The left main coronary artery gives rise to the left anterior descending (LAD) artery and the left circumflex coronary (LCx) artery. Complete visualization of these arteries and their branches requires care and rigor to ensure complete anatomical documentation. Often bifurcations and vessel foreshortening and overlap cause errors in stenosis estimation. There are no steadfast rules in which tomographic views are most useful. Generally, for circumflex and proximal epicardial visualization, the caudal views are most useful. For LAD and LAD/diagonal bifurcation visualization, the cranial views are most useful. Overall, if there is not a significant limitation on contrast utilization, standard 'around the world' angiography using a selection of the following angiographic views will document left coronary anatomy.

How to Engage the Left Coronary Artery

The left main coronary artery is typically cannulated in the 30° RAO position. Using the femoral arterial approach, a Judkins Left 4 (JL4) catheter is used to engage the left coronary artery. The JL catheter usually requires no manipulation other than a simple forward push by the operator. Variations in aortic root size may prevent selective engagement of the left main coronary artery and catheters of different sizes may be utilized accordingly. Variations in the location of ostium and orientation of left main stems may lead to difficult catheter engagement. For superiorly directed left main stems, a shorter Judkins catheter may be used, while inferiorly directed left main stems are engaged by a longer JL catheter or a left Amplatz catheter. If the ostium of the left main coronary artery has a posterior trajectory, a left Amplatz catheter may engage better.

Optimal Views of the Left Coronary Artery

An uniform sequence of four views is obtained to visualize the left coronary artery and its branches.

  1. RAO caudal view to visualize the left main, proximal LAD, and proximal LCx
  2. RAO cranial view to visualize the middle and distal LAD and diagonals
  3. LAO cranial view to visualize the middle and distal LAD in an orthogonal projection and the ostium of the left main
  4. LAO caudal view to visualize the left main and proximal LAD, ramus intermedius, and LCx

Right Anterior Oblique (RAO) Caudal

RAO caudal is considered as the best view for the initial injection of the left system. The left main coronary artery, the ostium and proximal segment of the left anterior descending artery, and the circumflex and obtuse marginal branches are optimally visualized. RAO caudal view is also the best overall view to assess the blush of the left circumflex territory. However, this view obscures the origins of the diagonals and forshortens the middle and distal segments of the left anterior descending artery. In this view, the system in question appears angiographically to the right of the spine with a slight inferior angulation.

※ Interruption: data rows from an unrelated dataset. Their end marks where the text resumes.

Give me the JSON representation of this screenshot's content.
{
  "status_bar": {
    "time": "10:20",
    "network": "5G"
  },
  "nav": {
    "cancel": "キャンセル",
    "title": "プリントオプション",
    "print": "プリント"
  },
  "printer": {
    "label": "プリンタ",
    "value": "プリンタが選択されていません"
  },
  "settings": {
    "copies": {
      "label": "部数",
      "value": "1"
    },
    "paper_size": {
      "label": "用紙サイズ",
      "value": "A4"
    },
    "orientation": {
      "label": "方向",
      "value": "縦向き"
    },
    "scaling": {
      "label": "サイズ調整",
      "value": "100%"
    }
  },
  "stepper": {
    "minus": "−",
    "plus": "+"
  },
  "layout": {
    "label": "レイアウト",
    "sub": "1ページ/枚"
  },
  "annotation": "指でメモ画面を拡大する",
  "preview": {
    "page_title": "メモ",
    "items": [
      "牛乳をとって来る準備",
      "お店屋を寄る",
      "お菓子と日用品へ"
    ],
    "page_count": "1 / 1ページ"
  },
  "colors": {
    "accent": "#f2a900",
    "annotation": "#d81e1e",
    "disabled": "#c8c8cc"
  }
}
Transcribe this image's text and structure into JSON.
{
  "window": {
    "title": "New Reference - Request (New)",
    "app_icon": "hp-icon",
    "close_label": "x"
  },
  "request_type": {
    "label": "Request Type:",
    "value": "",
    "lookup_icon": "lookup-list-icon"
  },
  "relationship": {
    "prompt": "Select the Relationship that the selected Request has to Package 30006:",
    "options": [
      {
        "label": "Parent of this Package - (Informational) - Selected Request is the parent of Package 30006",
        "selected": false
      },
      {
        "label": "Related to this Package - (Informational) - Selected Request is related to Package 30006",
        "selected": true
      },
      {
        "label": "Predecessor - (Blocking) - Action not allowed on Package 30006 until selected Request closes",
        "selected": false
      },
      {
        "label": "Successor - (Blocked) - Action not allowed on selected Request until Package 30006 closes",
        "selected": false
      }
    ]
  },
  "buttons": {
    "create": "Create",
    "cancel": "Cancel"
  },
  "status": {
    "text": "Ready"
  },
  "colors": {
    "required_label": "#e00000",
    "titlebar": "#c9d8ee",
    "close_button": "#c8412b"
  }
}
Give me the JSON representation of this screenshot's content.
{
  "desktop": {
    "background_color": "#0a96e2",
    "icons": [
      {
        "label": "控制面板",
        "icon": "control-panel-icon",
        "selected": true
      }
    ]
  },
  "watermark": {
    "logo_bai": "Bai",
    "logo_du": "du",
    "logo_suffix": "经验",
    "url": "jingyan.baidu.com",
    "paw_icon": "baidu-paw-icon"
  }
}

Right Anterior Oblique (RAO) Cranial

The RAO cranial view clearly expose the middle and distal segments of the left anterior descending artery as well as the origins of the diagonals. In general, the RAO cranial projection is not useful for visualizing the left circumflex artery except in cases of left dominant circulations since it may provide a view of the left posterior descending artery. RAO cranial is the best overall view to assess the blush of the LAD, as it minimizes intra- and inter-arterial overlap. In this view, the system in question appears angiographically to the right of the spine with a slight anterior angulation.

Left Anterior Oblique (LAO) Cranial

The LAO cranial view provides a clear view of the middle and distal segments of the left anterior descending artery and the origins of the diagonals. It also exposes the ostium of the left main coronary artery. However, the proximal segments of the left anterior descending artery is usually foreshortened thus requiring additional LAO angulation. In this view, the system in question appears angiographically to lie to the left of the spine with a slight anterior angulation.

Left Anterior Oblique (LAO) Caudal

The LAO caudal view is also referred to as the 'spider view' and offers visualization of the left main coronary artery and the proximal segments of the left anterior descending artery, the ramus intermedius, and the left circumflex artery. In this view, the system in question appears angiographically to lie to the left of the spine with a slight inferior angulation.